Горский снова прошелся по комнате, затем приступил к объяснению. Задача оказалась очень простой. Нужно было поехать на Молококомбинат, вызвать одного человека и передать ему противогаз. С этим человеком условиться, как его легче и быстрее найти, чтобы в нужный момент передать часы. После передачи часов предстояло спрятаться от обстрела где-нибудь поблизости и ждать. Спустя некоторое время должен был произойти взрыв. После взрыва следовало надеть противогаз и дать сигнал химической тревоги. С сегодняшнего дня ежедневно, по вечерам, приходить на квартиру Кукушкиных. Дальнейшие приказания даст Брюнет.
– А часы? – спросил Миша.
– Часы у Брюнета. Когда будет получен приказ, он их поставит и передаст тебе. Твоя задача – быстро доставить их на место.
– А как он их поставит? – спросил Миша.
– Это не твое дело. Можешь идти.
Запомнив фамилию и адрес указанного ему человека, Миша отправился на Молококомбинат.
На трамвайной остановке стояло несколько пассажиров.
– Эй, мальчик! Иди-ка сюда, – позвал с тротуара Мишу какой-то инвалид, сидевший на мешке. – Помоги, дорогой, мешочек поднять, – сказал он.
Миша подошел, нагнулся к лежавшему на земле мешку, и в этот момент инвалид сказал вполголоса:
– Миша Алексеев! Иди пешком по Международному проспекту до кино «Олимпия». Там остановись.
Это было неожиданно, но Миша не растерялся.
– Есть, – сказал он, помогая взвалить легкий мешок на спину инвалида.
– Спасибо, дорогой, – громко поблагодарил тот и заковылял в сторону Витебского вокзала.
Миша взглянул в переулок, откуда только что вышел, и увидел дом, подъезд и окна квартиры Горского. Все в порядке. Значит, Мишу охраняли. Это было приятно. Все угрозы предателя показались смешными.
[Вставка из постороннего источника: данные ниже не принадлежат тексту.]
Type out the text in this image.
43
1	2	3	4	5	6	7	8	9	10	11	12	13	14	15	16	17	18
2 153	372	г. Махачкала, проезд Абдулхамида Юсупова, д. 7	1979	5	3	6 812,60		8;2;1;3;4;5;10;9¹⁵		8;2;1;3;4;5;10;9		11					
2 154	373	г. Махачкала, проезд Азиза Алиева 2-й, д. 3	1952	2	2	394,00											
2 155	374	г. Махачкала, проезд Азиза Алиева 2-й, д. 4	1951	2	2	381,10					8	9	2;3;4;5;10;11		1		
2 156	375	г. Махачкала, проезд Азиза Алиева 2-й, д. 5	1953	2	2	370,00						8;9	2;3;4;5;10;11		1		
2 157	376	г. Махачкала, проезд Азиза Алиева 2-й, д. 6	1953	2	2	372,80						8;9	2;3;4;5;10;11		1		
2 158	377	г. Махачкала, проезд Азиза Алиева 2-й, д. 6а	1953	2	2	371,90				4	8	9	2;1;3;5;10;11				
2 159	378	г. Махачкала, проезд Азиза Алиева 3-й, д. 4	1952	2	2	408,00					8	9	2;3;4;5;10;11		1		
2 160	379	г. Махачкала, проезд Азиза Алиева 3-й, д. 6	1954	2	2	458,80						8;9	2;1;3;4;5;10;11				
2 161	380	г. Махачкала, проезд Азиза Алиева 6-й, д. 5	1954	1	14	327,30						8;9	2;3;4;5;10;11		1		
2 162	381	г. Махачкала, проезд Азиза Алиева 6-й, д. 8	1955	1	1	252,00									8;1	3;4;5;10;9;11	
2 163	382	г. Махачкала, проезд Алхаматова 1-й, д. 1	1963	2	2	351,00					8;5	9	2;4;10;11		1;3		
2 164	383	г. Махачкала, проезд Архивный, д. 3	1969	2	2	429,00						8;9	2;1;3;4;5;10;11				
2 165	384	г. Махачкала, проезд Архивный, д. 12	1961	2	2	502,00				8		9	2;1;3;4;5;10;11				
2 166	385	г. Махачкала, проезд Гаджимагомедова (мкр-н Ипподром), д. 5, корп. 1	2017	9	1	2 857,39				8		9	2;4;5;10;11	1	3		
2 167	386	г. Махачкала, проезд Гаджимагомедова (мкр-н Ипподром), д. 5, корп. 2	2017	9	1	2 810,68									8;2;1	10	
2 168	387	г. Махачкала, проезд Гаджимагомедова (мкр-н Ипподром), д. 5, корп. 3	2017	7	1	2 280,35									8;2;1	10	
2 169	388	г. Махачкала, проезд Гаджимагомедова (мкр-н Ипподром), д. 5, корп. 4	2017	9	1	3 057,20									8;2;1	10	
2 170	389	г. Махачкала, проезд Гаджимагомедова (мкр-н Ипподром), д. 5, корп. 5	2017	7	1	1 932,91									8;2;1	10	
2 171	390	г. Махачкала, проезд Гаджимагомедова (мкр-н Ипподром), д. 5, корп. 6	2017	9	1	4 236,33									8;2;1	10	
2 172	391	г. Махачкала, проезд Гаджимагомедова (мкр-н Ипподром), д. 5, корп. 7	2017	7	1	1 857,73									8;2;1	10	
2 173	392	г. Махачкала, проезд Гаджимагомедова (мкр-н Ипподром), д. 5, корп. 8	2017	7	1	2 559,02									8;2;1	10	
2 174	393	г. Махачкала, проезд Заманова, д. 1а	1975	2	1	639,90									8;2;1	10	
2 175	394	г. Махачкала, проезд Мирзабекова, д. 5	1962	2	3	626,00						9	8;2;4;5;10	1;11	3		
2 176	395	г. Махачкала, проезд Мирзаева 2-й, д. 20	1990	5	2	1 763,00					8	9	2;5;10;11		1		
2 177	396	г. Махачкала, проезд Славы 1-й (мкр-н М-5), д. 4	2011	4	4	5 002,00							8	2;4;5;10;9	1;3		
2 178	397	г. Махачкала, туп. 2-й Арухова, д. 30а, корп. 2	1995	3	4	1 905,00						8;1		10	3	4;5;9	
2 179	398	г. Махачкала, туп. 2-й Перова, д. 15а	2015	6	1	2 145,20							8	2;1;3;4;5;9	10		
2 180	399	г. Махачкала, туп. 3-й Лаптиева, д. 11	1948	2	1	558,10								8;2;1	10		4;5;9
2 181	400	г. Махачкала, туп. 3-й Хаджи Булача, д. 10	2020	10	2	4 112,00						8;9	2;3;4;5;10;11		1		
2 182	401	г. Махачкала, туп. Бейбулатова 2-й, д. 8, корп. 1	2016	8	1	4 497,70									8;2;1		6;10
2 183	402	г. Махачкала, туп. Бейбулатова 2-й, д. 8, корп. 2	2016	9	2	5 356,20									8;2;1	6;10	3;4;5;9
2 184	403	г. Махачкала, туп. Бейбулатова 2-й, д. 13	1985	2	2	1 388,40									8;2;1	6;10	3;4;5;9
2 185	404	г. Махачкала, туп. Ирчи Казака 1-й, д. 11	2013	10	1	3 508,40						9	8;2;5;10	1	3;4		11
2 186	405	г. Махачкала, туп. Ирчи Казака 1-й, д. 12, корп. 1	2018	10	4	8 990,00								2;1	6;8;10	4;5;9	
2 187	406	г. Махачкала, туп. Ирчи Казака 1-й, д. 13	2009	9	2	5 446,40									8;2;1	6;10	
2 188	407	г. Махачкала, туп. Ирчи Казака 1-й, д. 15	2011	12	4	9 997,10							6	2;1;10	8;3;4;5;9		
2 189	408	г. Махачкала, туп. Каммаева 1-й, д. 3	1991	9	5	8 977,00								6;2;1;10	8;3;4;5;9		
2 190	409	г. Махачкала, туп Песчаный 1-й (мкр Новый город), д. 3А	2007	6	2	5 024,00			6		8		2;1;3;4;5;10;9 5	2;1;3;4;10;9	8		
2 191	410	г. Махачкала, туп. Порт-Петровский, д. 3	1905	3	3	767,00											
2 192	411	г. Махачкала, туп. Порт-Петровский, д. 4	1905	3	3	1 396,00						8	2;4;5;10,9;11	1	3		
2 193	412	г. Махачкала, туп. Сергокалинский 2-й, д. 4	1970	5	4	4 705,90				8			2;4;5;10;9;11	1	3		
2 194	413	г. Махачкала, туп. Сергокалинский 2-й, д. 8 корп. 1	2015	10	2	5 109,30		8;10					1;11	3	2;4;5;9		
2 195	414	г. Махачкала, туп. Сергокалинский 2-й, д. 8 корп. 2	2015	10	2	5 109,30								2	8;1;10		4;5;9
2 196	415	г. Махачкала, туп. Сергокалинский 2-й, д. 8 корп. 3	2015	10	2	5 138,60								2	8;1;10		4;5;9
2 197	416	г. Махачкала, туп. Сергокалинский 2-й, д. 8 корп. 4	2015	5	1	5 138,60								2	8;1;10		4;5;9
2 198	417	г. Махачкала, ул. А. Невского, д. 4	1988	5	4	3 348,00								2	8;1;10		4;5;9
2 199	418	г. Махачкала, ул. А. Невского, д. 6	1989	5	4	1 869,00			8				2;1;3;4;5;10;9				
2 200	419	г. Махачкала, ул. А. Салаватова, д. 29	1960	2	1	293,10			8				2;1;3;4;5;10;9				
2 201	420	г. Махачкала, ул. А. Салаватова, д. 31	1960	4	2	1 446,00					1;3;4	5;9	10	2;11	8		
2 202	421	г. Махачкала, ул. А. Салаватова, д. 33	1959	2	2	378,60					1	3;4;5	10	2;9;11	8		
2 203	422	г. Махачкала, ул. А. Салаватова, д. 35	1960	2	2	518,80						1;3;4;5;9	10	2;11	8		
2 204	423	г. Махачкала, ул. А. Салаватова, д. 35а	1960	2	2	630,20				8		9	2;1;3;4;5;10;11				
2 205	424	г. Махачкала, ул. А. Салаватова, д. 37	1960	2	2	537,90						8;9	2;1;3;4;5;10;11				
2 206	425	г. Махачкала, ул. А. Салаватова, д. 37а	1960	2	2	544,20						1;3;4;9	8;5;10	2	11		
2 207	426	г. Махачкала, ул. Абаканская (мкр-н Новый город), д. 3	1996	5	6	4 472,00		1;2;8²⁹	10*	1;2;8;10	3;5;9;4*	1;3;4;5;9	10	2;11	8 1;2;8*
К кино «Олимпия» мальчик приближался с любопытством. Какая неожиданность его там ждет? Но, оказывается, неожиданность бывает только тогда, когда ее не ждешь.
В подъезде кино, прислонившись к колонне, стоял Бураков. Он подмигнул и вошел внутрь. Миша шел следом, пока они не поднялись в будку киномеханика.
Здесь было тепло и светло. Играла музыка. Приятно трещал аппарат, пропуская ленту. Около киноаппарата сидела девушка в синем халате с засученными рукавами и смотрела в окошечко. Она мельком взглянула на пришедших и вновь прижалась носом к стеклу окна.
– Это моя двоюродная сестренка, – пояснил Бураков. – Ну рассказывай, Миша. Нас никто не услышит.